Extract from The Discovery of Truth: how seventeenth-century exploration changed the criteria for belief:

Travellers are notorious for telling tales. In the seventeenth century there was a lucrative trade to be made by bringing back examples of newly discovered plant and animal species and in describing the strange worlds explored. With such opportunities for fame and fortune the number of marvellous claims increased dramatically, so that it seemed all the monsters of ancient legend and popular imagination might exist in some far-flung corner of the globe.

Aware of their poor reputation for telling the truth, explorer William Dampier, in his dedication to Charles Mountague, President of the Royal Society, defended his honour with the words, ‘I have not so much the vanity of a Traveller, as to be fond of telling Stories, especially of this kind’ (Dampier 1698:preface).

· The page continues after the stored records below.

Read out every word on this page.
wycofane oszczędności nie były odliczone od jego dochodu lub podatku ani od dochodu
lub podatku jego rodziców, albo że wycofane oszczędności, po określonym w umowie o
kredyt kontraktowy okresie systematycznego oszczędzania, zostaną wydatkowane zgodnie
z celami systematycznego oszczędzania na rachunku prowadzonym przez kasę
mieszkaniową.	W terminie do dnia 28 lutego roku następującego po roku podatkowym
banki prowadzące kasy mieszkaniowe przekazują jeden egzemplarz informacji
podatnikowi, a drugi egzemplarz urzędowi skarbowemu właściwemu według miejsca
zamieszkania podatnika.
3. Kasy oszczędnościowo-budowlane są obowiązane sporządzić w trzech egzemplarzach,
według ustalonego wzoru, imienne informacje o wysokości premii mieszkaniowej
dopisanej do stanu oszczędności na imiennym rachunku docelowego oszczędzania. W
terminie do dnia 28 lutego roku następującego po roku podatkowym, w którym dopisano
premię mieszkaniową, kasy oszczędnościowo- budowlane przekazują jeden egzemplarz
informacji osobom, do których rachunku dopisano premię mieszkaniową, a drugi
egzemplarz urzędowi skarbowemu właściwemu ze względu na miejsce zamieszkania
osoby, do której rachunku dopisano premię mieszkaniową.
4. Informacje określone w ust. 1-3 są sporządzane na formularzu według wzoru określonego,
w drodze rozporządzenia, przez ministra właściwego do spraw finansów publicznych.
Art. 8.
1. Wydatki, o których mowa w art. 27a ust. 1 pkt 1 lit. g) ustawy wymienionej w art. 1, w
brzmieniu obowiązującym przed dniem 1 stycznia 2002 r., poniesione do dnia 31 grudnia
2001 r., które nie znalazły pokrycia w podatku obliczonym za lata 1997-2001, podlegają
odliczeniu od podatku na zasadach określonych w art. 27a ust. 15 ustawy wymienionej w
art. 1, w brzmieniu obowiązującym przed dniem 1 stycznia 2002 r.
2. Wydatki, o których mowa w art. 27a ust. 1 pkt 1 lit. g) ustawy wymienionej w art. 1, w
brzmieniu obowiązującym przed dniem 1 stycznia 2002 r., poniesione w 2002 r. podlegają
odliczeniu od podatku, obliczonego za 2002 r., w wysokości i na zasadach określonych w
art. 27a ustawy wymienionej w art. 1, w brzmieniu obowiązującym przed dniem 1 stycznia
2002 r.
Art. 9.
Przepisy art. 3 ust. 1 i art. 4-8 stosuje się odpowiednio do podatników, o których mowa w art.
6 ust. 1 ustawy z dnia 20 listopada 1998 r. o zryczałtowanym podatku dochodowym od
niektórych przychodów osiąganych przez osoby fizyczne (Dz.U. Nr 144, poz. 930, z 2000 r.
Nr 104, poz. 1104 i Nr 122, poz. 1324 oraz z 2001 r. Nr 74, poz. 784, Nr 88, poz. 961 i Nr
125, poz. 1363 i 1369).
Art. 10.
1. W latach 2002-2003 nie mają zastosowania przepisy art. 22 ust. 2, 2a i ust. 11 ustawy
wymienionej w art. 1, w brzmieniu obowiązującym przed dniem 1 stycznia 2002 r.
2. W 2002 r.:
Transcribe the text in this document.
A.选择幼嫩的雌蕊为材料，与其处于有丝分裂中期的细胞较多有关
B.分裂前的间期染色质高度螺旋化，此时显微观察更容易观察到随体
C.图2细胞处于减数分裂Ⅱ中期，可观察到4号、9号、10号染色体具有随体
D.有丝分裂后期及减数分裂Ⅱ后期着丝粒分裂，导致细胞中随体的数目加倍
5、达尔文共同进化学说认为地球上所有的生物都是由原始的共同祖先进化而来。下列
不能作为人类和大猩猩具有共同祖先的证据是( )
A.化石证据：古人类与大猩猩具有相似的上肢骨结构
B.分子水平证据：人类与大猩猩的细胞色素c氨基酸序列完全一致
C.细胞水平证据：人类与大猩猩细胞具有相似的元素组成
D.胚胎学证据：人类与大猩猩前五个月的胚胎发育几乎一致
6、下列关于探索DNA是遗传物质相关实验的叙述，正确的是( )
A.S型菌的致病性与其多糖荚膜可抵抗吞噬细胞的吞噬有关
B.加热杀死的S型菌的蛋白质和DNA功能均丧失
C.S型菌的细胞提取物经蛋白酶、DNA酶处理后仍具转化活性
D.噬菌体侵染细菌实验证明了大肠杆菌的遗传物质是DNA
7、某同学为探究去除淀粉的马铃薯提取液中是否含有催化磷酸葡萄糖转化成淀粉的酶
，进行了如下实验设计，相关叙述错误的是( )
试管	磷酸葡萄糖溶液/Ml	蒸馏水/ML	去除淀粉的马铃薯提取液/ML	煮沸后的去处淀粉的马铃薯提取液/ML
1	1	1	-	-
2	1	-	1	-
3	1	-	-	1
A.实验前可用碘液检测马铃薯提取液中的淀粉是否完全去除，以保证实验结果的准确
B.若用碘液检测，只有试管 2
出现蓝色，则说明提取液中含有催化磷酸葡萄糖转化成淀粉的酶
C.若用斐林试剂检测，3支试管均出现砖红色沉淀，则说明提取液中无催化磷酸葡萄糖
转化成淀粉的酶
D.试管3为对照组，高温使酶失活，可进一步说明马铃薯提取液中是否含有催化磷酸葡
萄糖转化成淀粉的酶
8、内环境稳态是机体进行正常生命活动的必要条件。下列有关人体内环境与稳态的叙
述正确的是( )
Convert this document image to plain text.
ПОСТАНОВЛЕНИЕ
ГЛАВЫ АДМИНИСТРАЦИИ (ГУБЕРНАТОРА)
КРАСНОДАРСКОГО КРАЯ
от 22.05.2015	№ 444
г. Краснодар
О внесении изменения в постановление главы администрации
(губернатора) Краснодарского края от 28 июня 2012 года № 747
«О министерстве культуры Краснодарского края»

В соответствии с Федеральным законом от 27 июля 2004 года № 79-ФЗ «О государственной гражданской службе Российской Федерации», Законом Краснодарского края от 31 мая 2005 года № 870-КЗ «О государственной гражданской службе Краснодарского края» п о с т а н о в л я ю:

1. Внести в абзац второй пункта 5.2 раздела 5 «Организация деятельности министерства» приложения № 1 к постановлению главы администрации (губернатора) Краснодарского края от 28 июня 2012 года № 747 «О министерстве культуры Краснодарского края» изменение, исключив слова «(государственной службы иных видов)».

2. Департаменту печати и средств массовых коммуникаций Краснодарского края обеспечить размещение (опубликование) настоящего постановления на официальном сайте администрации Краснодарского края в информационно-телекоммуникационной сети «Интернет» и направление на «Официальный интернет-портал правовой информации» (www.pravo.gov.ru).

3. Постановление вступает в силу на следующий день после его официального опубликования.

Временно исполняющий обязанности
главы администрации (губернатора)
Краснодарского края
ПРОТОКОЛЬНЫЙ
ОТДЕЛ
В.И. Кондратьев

With more and more discoveries being made people became convinced that all the monsters of their imagination could be found in yet unexplored corners of the world. The issue of verification and what could be believed became a great concern to seventeenth-century natural philosophers, hence Tyson’s concern rather ‘to find out the Truth, than to enlarge in the Mythology’ about his ‘pygmie’ (Tyson 1699:preface).

Countless explorers claimed to have discovered new species of animals, new races of humans, or even to have located Paradise. Collections, the propagation of old tales and many new books on travel provided explorers (including armchair or ‘imaginary’ explorers) with further support for the existence of the monsters of classical authority. With so many extravagant claims to choose from, judging which could be believed became an essential skill.

The new extent of possibility threatened the existing understanding of the world, thus new knowledge had to be managed to distinguish between the credible and the implausible. The first step, therefore, was to establish criteria for belief.